The first step is to search for a no-kill coalition in your community. These coalitions work with local animal shelters, rescues, citizens and government officials to determine how to bring change to the community. Existing, active coalitions understand the political climate of the community, have established relationships with stakeholders and have done the research to understand what it will take to turn their community “no-kill.”
If you can’t find a no-kill coalition, consider creating one. Ryan Clinton of FixAustin.org did just that. He started by rescuing dogs and cats one at a time, but says he began thinking that there must be a better way to help.
“I started reading as much as I possibly could about animal shelters and learned about the incredible turnarounds in San Francisco and Tompkins County, N.Y.,” Clinton said. After seeing a two-day presentation by Winograd, I was hooked.” FixAustin.org strives to educate the citizens of Austin about the no-kill movement and to educate city council members about how to turn Austin into a no-kill community.
Before forming a no-kill coalition, Clinton advises that you first learn everything you can about proven no-kill communities — both the successes and the obstacles to success. “Once you’ve armed yourself, then set up a website and Facebook group, talk to local animal-welfare stakeholders and begin building a coalition of animal advocates from both inside and outside traditional animal-welfare circles.

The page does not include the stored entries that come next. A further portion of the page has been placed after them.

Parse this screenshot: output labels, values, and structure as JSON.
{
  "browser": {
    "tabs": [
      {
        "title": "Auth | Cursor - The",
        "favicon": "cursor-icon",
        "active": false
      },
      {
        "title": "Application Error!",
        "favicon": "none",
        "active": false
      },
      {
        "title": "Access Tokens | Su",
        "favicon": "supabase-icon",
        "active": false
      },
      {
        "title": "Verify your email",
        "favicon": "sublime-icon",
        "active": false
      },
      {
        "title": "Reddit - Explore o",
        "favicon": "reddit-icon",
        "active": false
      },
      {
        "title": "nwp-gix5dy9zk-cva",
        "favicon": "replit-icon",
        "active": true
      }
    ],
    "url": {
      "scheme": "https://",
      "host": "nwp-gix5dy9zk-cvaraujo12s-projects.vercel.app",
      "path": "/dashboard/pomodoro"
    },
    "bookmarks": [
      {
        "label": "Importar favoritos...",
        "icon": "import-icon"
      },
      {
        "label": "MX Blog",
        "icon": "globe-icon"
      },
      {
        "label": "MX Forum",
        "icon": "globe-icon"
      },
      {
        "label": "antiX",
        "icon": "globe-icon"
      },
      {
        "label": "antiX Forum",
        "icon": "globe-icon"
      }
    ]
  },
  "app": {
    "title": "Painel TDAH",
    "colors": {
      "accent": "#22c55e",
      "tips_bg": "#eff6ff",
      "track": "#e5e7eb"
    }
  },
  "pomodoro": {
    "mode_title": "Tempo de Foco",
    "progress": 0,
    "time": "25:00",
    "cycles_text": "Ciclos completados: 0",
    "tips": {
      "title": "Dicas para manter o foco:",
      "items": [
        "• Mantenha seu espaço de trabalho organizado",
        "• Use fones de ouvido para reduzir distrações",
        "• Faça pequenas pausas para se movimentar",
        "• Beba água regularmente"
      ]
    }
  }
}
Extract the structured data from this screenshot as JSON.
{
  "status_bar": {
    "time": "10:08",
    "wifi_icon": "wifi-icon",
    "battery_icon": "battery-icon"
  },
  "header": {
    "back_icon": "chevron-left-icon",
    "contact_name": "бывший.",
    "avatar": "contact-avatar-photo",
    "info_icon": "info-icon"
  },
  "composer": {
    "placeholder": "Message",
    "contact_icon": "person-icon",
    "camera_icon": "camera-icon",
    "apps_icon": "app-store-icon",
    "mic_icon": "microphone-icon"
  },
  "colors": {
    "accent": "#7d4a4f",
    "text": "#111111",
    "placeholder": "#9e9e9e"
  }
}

You’ve got to get to know policy makers and decision makers, get involved with politics, and whatever you do, don’t give up.”
Winograd agrees with that advice and adds that, “It is a political process and like all such endeavors, it requires lobbying for new leadership, new priorities and new policies.” If you are forming a no-kill coalition or getting involved in an existing coalition, review the No Kill Advocacy Center’s homepage. It includes a step-by-step guide for helping your community become no-kill, information on no-kill seminars and workshops and much more.